La ministre française de la Santé a annoncé que la France était en retard par rapport aux Etats-Unis et que le cannabis médical pourrait bientôt être légalisé en France. Un mouvement nécessaire, selon le journaliste français Michel Henry, auteur du livre Drogues, pourquoi la légalisation est inévitable.
France-Amérique : Vous écriviez dès 2011 que “la légalisation est inévitable”. Comment êtes-vous parvenu à cette conclusion ?
Michel Henry : Ni la prohibition ni la répression ne sont efficaces. La France possède une législation très stricte — la consommation de cannabis est un délit passible d’une peine d’un an d’emprisonnement et d’une amende de 3 750 euros — mais reste le premier consommateur de cannabis en Europe. D’autres systèmes sont envisageables. La vague de légalisation qui a commencé aux Etats-Unis en 2012 prouve ma thèse : trente Etats et le District of Columbia autorisent aujourd’hui le cannabis à des fins médicales ou récréatives.
Les Américains sont souvent considérés frileux sur les questions de société. Ils sont pourtant en avance sur la France sur la question du cannabis…
Les Américains sont plus puritains que les Français, mais ils sont aussi plus pragmatiques. La culture, la distribution et la vente de marijuana représentent une importante ressource financière pour les entreprises privées et pour les Etats. Les collectivités locales ont compris qu’il y avait un marché à prendre. Les lobbys américains ont aussi joué un rôle prépondérant. Ethan Nadelmann, un ancien professeur de sciences politiques à Princeton, a fondé la Drug Policy Alliance, une ONG qui lutte pour mettre fin à la “guerre contre les drogues”. Nadelmann, le porte-parole du mouvement pour la légalisation du cannabis, a su convaincre d’importants mécène et politiciens. Ce type de lobby est inexistant en France.
Certaines associations luttent pourtant pour la légalisation du cannabis en France. Manquent-elles d’organisation ? De soutien politique ?
Les collectifs français NORML France et CIRC et le think tank Terra Nova sont actifs, mais ils manquent encore de poids. Plusieurs médecins dont Amine Benyamina, William Lowenstein et les membres de la Fédération Addiction interviennent de leur côté dans les médias, mais l’Académie de médecine continue d’ignorer leurs rapports. Aucune organisation ne coordonne le mouvement pro-cannabis en France comme c’est le cas aux Etats-Unis. Les politiciens, quant à eux, refusent de s’engager. Ils ont peur d’aliéner leur électorat en se prononçant pour la légalisation. En 2006, le Parti socialiste a évoqué une “régulation publique” du cannabis, c’est-à-dire contrôlée par l’Etat, mais ne l’a pas inscrite à son programme pour l’élection présidentielle en 2007. Emmanuel Macron lui-même évoquait l’intérêt éventuel d’une légalisation du cannabis en 2016 mais il prône désormais la “tolérance zéro”.
L’engouement récent pour le chanvre industriel (ou cannabis CBD), moins puissant mais légal, pourrait-il ouvrir la voie à la légalisation du cannabis médical ?

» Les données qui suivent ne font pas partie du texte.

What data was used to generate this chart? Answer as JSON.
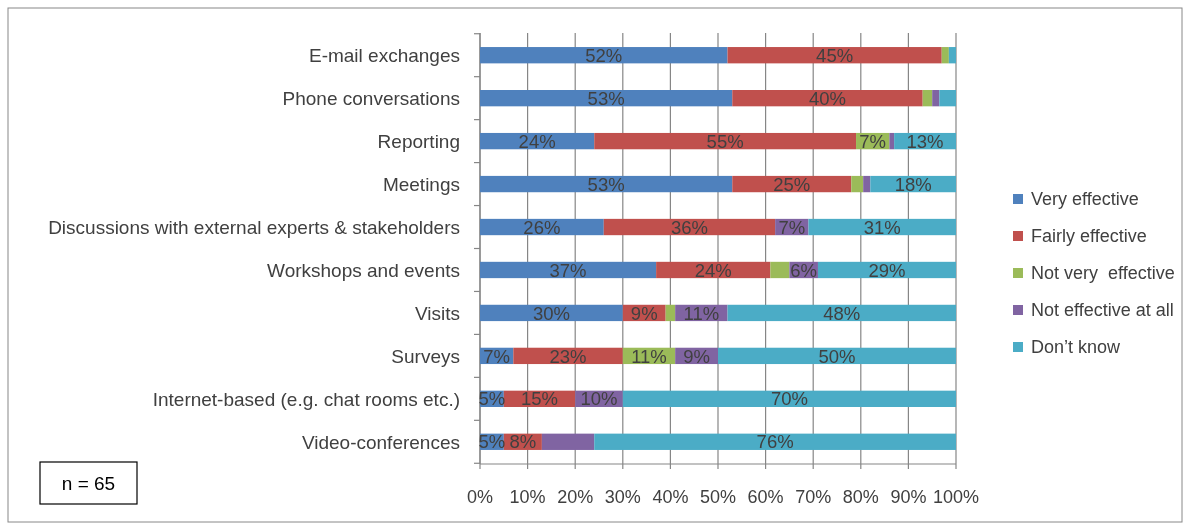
{
  "chart_data": {
    "type": "bar",
    "orientation": "horizontal",
    "stacked": true,
    "categories": [
      "E-mail exchanges",
      "Phone conversations",
      "Reporting",
      "Meetings",
      "Discussions with external experts & stakeholders",
      "Workshops and events",
      "Visits",
      "Surveys",
      "Internet-based (e.g. chat rooms etc.)",
      "Video-conferences"
    ],
    "series": [
      {
        "name": "Very effective",
        "color": "#4f81bd",
        "values": [
          52,
          53,
          24,
          53,
          26,
          37,
          30,
          7,
          5,
          5
        ],
        "value_labels": [
          "52%",
          "53%",
          "24%",
          "53%",
          "26%",
          "37%",
          "30%",
          "7%",
          "5%",
          "5%"
        ]
      },
      {
        "name": "Fairly effective",
        "color": "#c0504d",
        "values": [
          45,
          40,
          55,
          25,
          36,
          24,
          9,
          23,
          15,
          8
        ],
        "value_labels": [
          "45%",
          "40%",
          "55%",
          "25%",
          "36%",
          "24%",
          "9%",
          "23%",
          "15%",
          "8%"
        ]
      },
      {
        "name": "Not very  effective",
        "color": "#9bbb59",
        "values": [
          1.5,
          2,
          7,
          2.5,
          0,
          4,
          2,
          11,
          0,
          0
        ],
        "value_labels": [
          null,
          null,
          "7%",
          null,
          null,
          null,
          null,
          "11%",
          null,
          null
        ]
      },
      {
        "name": "Not effective at all",
        "color": "#8064a2",
        "values": [
          0,
          1.5,
          1,
          1.5,
          7,
          6,
          11,
          9,
          10,
          11
        ],
        "value_labels": [
          null,
          null,
          null,
          null,
          "7%",
          "6%",
          "11%",
          "9%",
          "10%",
          null
        ]
      },
      {
        "name": "Don’t know",
        "color": "#4bacc6",
        "values": [
          1.5,
          3.5,
          13,
          18,
          31,
          29,
          48,
          50,
          70,
          76
        ],
        "value_labels": [
          null,
          null,
          "13%",
          "18%",
          "31%",
          "29%",
          "48%",
          "50%",
          "70%",
          "76%"
        ]
      }
    ],
    "xlim": [
      0,
      100
    ],
    "xticks": [
      {
        "value": 0,
        "label": "0%"
      },
      {
        "value": 10,
        "label": "10%"
      },
      {
        "value": 20,
        "label": "20%"
      },
      {
        "value": 30,
        "label": "30%"
      },
      {
        "value": 40,
        "label": "40%"
      },
      {
        "value": 50,
        "label": "50%"
      },
      {
        "value": 60,
        "label": "60%"
      },
      {
        "value": 70,
        "label": "70%"
      },
      {
        "value": 80,
        "label": "80%"
      },
      {
        "value": 90,
        "label": "90%"
      },
      {
        "value": 100,
        "label": "100%"
      }
    ],
    "grid": "x",
    "legend": "right",
    "annotations": [
      "n = 65"
    ]
  }
}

En raison de sa faible teneur en THC (moins de 0,2%, contre 20% pour les variétés de marijuana récréative), le chanvre n’est pas considéré comme un produit stupéfiant. Il provoque un effet relaxant que certaines personnes comparent aux anti-inflammatoires. Le cannabis CBD est en vente libre dans les magasins de cigarettes électroniques et dans certaines boutiques spécialisées. Le produit vendu en France est cultivé en Suisse, où une importante filière de production et de transformation s’est mise en place. Le département de la Creuse, qui cultive déjà du chanvre pour l’industrie textile et alimentaire, milite pour avoir aussi l’autorisation de cultiver du cannabis CBD. La législation sur le sujet reste floue : la culture du chanvre industriel n’est pas interdite, mais le gouvernement y songe.
Le système fédéral américain et la division du pays en Etats autonomes a facilité le mouvement de légalisation du cannabis. Comment le mouvement pourrait-il s’organiser en France ?
La France est un pays centralisé : toutes les questions de santé relèvent du gouvernement à Paris. Une initiative locale a donc peu de chance de réussir. Mais si les agriculteurs de la Creuse commencent à cultiver du cannabis CBD et reçoivent le soutien des syndicats agricoles, des élus locaux et des députés, le gouvernement ne pourra pas les ignorer. L’enjeu est de tolérer la culture du cannabis CBD. La tolérance pourrait servir de cheval de Troie à la légalisation du cannabis médical puis du cannabis récréatif.